I offered assistance; she ignored it and picked her own way down the cleft to the stream-side.
“It seems a thousand years since I have seen you,” she said. “What have you been doing all this while? What are you doing now? Reading? Oh! fishing! And can you catch nothing, silly?... Give me that rod.... No, I don’t want it, after all; let the trout swim in peace.... How pale you have grown, cousin!”
“You also, Dorothy,” I said.
“Oh, I know that; there’s a glass in my room, thank you.... I thought I’d come down.... There is company at the house—some of Colonel Gansevoort’s officers, Third Regiment of the New York line, if you please, and two impudent young ensigns of the Half-moon Regiment, all on their way to Stanwix fort.”
She seated herself on the deep moss and balanced her back against a silver-birch tree.

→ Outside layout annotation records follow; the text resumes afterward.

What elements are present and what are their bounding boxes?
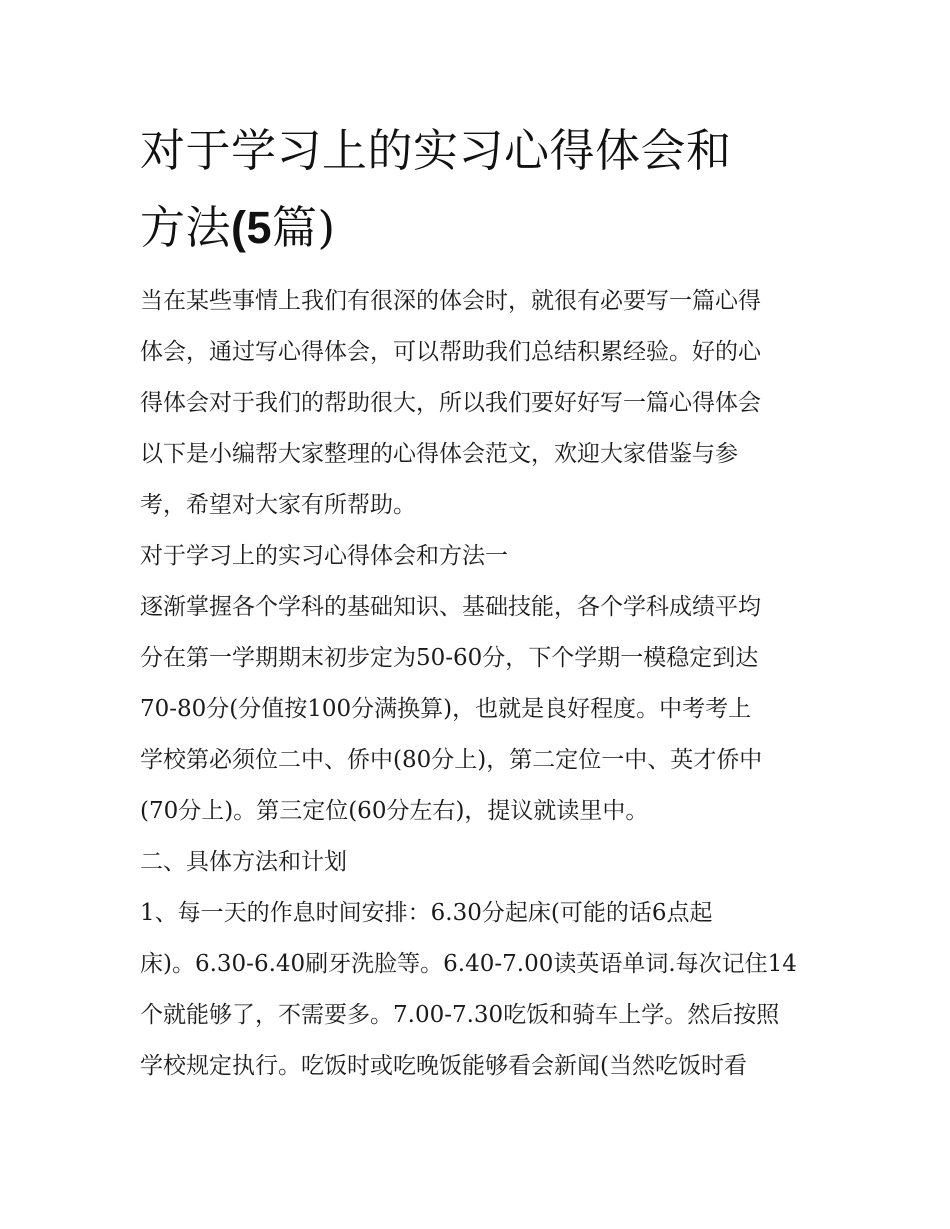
document-body — [140, 112, 812, 1092]
title-suffix: 篇) — [272, 201, 336, 254]
body-line: 学校第必须位二中、侨中(80分上)，第二定位一中、英才侨中 — [140, 747, 763, 773]
body-line: 分在第一学期期末初步定为50-60分，下个学期一模稳定到达 — [140, 645, 759, 671]
section-heading — [140, 837, 812, 888]
section2-heading-text: 二、具体方法和计划 — [140, 849, 347, 875]
intro-line: 得体会对于我们的帮助很大，所以我们要好好写一篇心得体会 — [140, 390, 761, 416]
intro-paragraph — [140, 276, 812, 531]
title-line-2 — [140, 189, 812, 266]
title-line-1: 对于学习上的实习心得体会和 — [140, 124, 732, 177]
body-line: 学校规定执行。吃饭时或吃晚饭能够看会新闻(当然吃饭时看 — [140, 1053, 747, 1079]
body-line: (70分上)。第三定位(60分左右)，提议就读里中。 — [140, 798, 649, 824]
body-line: 1、每一天的作息时间安排：6.30分起床(可能的话6点起 — [140, 900, 713, 926]
section1-paragraph — [140, 582, 812, 837]
intro-line: 体会，通过写心得体会，可以帮助我们总结积累经验。好的心 — [140, 339, 761, 365]
title-count: (5 — [231, 202, 273, 253]
title-text-method: 方法 — [140, 201, 232, 254]
body-line: 床)。6.30-6.40刷牙洗脸等。6.40-7.00读英语单词.每次记住14 — [140, 951, 797, 977]
body-line: 个就能够了，不需要多。7.00-7.30吃饭和骑车上学。然后按照 — [140, 1002, 780, 1028]
intro-line: 当在某些事情上我们有很深的体会时，就很有必要写一篇心得 — [140, 288, 761, 314]
section2-paragraph — [140, 888, 812, 1092]
intro-line: 考，希望对大家有所帮助。 — [140, 492, 416, 518]
document-title — [140, 112, 812, 266]
section1-heading-text: 对于学习上的实习心得体会和方法一 — [140, 543, 508, 569]
body-line: 70-80分(分值按100分满换算)，也就是良好程度。中考考上 — [140, 696, 752, 722]
section-heading — [140, 531, 812, 582]
intro-line: 以下是小编帮大家整理的心得体会范文，欢迎大家借鉴与参 — [140, 441, 738, 467]
body-line: 逐渐掌握各个学科的基础知识、基础技能，各个学科成绩平均 — [140, 594, 761, 620]
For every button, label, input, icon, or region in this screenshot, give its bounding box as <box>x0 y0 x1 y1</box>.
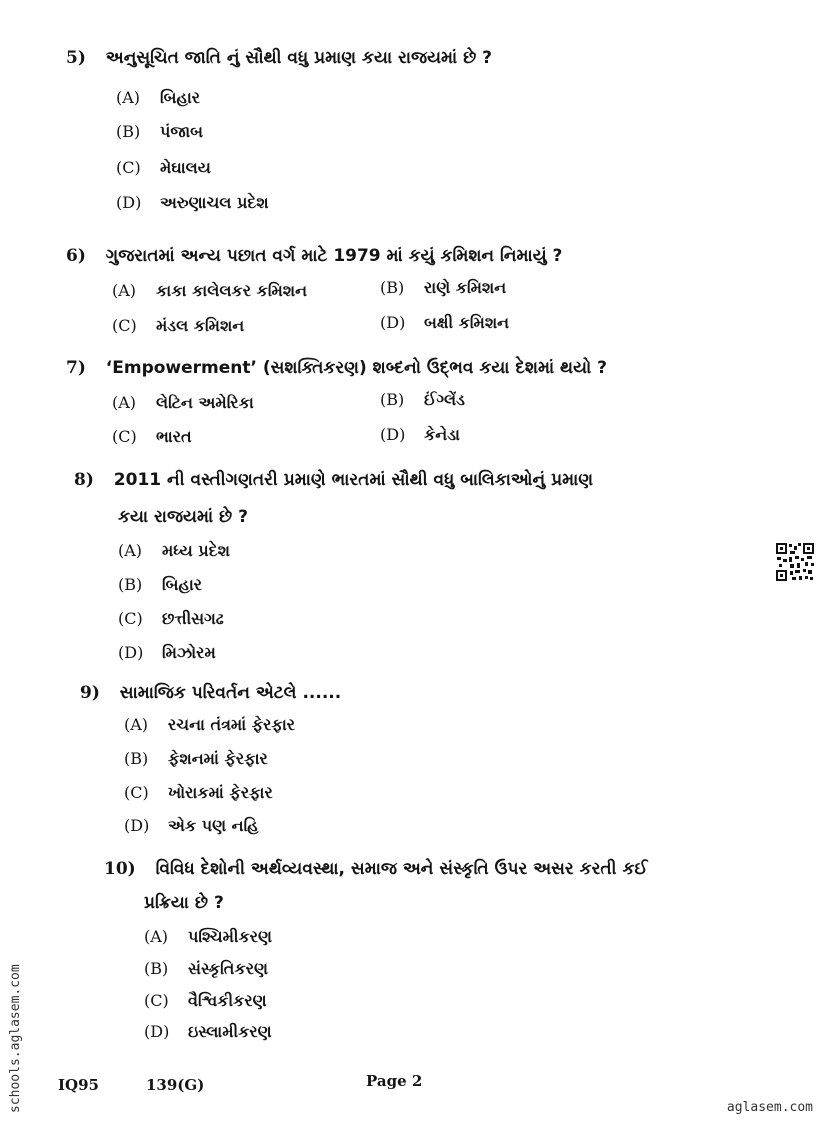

“They’re at the house, all these men,” she said; “and what do you think? General Schuyler and his lady are to arrive this evening, and I’m to receive them, dressed in my best tucker!... and there may be others with them, though the General comes on a tour of inspection, being anxious lest disorder break out in this district if he is compelled to abandon Ticonderoga.... What do you think of that—George?”
My name fell so sweetly, so confidently, from her lips that I looked up in warm pleasure and found her grave eyes searching mine.
“Make it easier for me,” she said, in a low voice. “How can I talk to you if you do not answer me?”
“I—I mean to answer, Dorothy,” I stammered; “I am very thankful for your kindness to me.”
“Do you think it is hard to be kind to you?” she murmured. “What happiness if I only might be kind!” She hid her face in her hands and bowed her head. “Pay no heed to me,” she said; “I—I thought I could see you and control this rebel tongue of mine. And here am I with heart insurgent beating the long roll and every nerve a-quiver with sedition!”